Earlier, on CNBC's "Squawk on the Street," Cramer told investors to wait and hear what Home Depot's management said before drawing conclusions about the home improvement giant.

Sure enough, when the post-earnings conference call began, Home Depot's stock began to stabilize "as if the sellers said, wait a second, maybe we're overreacting," he said.

For more on why Cramer's still positive on Home Depot, read his take here.

Welbilt CEO on exclusive partnership with robotic pizza-maker

Hubertus Muehlhaeuser, CEO, Welbilt
Scott Mlyn | CNBC
Hubertus Muehlhaeuser, CEO, Welbilt

Foodservice equipment maker Welbilt is getting an "interesting" take on food delivery in its exclusive partnership with robotic pizza-making company Zume, Welbilt CEO Hubertus Muehlhaeuser told CNBC on Tuesday.

"In the past, we said that 50 percent of disposable income is spent on eating outside of the house. Today, we say prepared outside of the house, because delivery has taken off," the CEO told Cramer in a "Mad Money" interview. "Zume is revolutionizing [the] delivery model."

Zume, a California-based company that uses automated robots and humans to make pizza on the go in its delivery trucks, is trying to optimize the "last mile of delivery," Muehlhaeuser told Cramer.

And with Welbilt's kitchen equipment, Zume is not only redefining delivery, but creating a new platform for others to use, the CEO said.

"They want to establish that platform for other delivery services and also for other products," he told Cramer. "You can bake, grill, fry on a truck, so [it's a] great opportunity for us."

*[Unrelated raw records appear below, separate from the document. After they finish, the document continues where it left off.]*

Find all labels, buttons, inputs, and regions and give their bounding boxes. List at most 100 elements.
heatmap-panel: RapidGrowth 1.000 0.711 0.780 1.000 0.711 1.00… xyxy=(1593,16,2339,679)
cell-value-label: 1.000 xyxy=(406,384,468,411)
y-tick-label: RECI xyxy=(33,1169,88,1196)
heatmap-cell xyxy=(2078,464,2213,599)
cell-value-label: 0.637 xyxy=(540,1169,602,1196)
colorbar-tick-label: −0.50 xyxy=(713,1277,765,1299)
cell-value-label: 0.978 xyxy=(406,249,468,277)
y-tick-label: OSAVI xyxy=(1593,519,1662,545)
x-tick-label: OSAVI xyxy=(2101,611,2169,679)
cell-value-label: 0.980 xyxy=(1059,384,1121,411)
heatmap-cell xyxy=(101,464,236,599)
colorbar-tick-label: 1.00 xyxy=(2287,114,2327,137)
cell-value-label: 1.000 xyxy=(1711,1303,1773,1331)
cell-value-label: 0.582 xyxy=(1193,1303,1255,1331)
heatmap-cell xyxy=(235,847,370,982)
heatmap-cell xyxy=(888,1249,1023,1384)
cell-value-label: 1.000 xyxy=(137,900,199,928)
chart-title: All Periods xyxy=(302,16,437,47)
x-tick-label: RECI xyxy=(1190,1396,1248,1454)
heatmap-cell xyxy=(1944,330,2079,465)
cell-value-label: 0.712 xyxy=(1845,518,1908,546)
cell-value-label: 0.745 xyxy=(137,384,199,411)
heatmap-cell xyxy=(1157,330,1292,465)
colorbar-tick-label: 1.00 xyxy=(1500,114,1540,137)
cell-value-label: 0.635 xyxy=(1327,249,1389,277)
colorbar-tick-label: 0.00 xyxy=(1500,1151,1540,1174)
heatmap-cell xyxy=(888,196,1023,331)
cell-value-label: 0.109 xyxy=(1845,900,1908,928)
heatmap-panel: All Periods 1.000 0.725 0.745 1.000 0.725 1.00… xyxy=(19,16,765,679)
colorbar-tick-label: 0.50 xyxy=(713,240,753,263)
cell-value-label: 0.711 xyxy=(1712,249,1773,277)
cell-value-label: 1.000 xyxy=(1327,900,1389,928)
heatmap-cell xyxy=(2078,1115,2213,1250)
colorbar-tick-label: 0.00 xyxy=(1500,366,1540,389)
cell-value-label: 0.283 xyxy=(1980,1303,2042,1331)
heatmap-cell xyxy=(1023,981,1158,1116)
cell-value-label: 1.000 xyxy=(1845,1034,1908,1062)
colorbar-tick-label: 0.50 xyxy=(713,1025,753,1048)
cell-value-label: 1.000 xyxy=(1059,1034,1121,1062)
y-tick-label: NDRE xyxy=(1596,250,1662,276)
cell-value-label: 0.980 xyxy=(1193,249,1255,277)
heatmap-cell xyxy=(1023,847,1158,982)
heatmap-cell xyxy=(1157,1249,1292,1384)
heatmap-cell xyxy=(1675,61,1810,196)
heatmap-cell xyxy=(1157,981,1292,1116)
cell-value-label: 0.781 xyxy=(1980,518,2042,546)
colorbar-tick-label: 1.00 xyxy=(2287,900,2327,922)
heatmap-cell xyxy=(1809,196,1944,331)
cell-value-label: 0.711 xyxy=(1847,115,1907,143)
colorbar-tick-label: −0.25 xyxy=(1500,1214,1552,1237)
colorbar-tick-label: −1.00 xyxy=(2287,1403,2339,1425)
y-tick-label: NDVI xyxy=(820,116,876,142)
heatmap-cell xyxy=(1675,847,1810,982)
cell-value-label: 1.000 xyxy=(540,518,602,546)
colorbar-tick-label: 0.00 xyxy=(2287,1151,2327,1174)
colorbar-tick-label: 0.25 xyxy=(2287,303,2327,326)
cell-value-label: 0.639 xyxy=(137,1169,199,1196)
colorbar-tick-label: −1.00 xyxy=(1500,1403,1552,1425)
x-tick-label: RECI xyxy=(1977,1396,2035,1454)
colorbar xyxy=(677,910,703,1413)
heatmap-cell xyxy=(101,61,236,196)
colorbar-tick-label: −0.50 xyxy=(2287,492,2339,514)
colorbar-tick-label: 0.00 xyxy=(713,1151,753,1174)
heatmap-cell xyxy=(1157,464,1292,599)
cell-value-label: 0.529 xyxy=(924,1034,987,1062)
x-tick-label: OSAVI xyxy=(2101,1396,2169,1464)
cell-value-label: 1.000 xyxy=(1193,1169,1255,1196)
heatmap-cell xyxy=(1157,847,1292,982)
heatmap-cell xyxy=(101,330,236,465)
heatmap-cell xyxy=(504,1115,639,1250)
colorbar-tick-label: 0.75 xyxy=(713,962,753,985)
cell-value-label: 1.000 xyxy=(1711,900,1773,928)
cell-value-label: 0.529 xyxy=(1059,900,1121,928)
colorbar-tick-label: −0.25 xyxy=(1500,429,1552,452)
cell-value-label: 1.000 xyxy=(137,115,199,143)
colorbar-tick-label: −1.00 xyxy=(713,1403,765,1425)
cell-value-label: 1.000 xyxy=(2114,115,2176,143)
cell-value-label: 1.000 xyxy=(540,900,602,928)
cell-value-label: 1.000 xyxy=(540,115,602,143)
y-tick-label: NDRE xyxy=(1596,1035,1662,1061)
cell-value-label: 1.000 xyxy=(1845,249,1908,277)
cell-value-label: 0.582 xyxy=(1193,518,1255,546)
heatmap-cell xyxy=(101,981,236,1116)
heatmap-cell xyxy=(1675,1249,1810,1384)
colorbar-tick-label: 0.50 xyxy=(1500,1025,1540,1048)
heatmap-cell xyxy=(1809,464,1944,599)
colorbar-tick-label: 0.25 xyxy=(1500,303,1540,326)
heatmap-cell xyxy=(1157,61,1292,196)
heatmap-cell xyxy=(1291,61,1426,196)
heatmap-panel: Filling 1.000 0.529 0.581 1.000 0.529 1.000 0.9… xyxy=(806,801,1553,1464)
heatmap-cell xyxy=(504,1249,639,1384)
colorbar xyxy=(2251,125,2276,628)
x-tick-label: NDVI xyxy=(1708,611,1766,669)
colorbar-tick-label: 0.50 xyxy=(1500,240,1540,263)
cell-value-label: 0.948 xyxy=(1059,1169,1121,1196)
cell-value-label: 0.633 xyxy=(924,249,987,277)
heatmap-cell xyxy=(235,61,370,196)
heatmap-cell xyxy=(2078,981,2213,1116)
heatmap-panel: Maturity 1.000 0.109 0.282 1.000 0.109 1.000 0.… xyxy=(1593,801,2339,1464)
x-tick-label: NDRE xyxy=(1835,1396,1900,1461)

CBRE Group CEO on the state of real estate

Bob Sulentic, CEO, CBRE
Scott Mlyn | CNBC
Bob Sulentic, CEO, CBRE

CBRE Group President and CEO Bob Sulentic is seeing a trend emerge in the commercial real estate market that he hasn't witnessed in decades.

"In my entire career, which is approaching 35 years now, we've never been this deep into an expansion and had so little vacancy in markets around the world," Sulentic, whose company is the largest commercial real estate investment firm in the world, told Cramer on Tuesday.

Focusing on the New York real estate market, which has drawn some bearish criticism of late, Sulentic said that many of the new buildings are going up with buyers already on hand.

"That doesn't mean there aren't pockets where there's some vacancy, but when you look at New York, you see all this new space that's been added. Well, much of it's been spoken for before it's ever been built," the CEO said.

"The amount of office space that's planned to come online in New York over the next several years will only add 2 or 3 percent to the basis of office space. And, of course, you have some becoming antiquated along the way," he told Cramer. "So I think things are generally in good shape."

Lightning round: Natural gas worries

In Cramer's lightning round, he fired off his take on callers' favorite stocks:

Chesapeake Energy: "No. Just keep thinking. Do not keep buying, because that's nat[ural] gas and we've got too much of that in this country."

Spectra Energy: "It's natural gas transit. People are worried about natural gas transit. If it were oil transit, I'd be two thumbs up, but right now, I've got to tell you, it's got a 9 percent yield [and] it's a little bit worrisome for me. I hope it can grow into that yield, but right now, I'm taking a pass."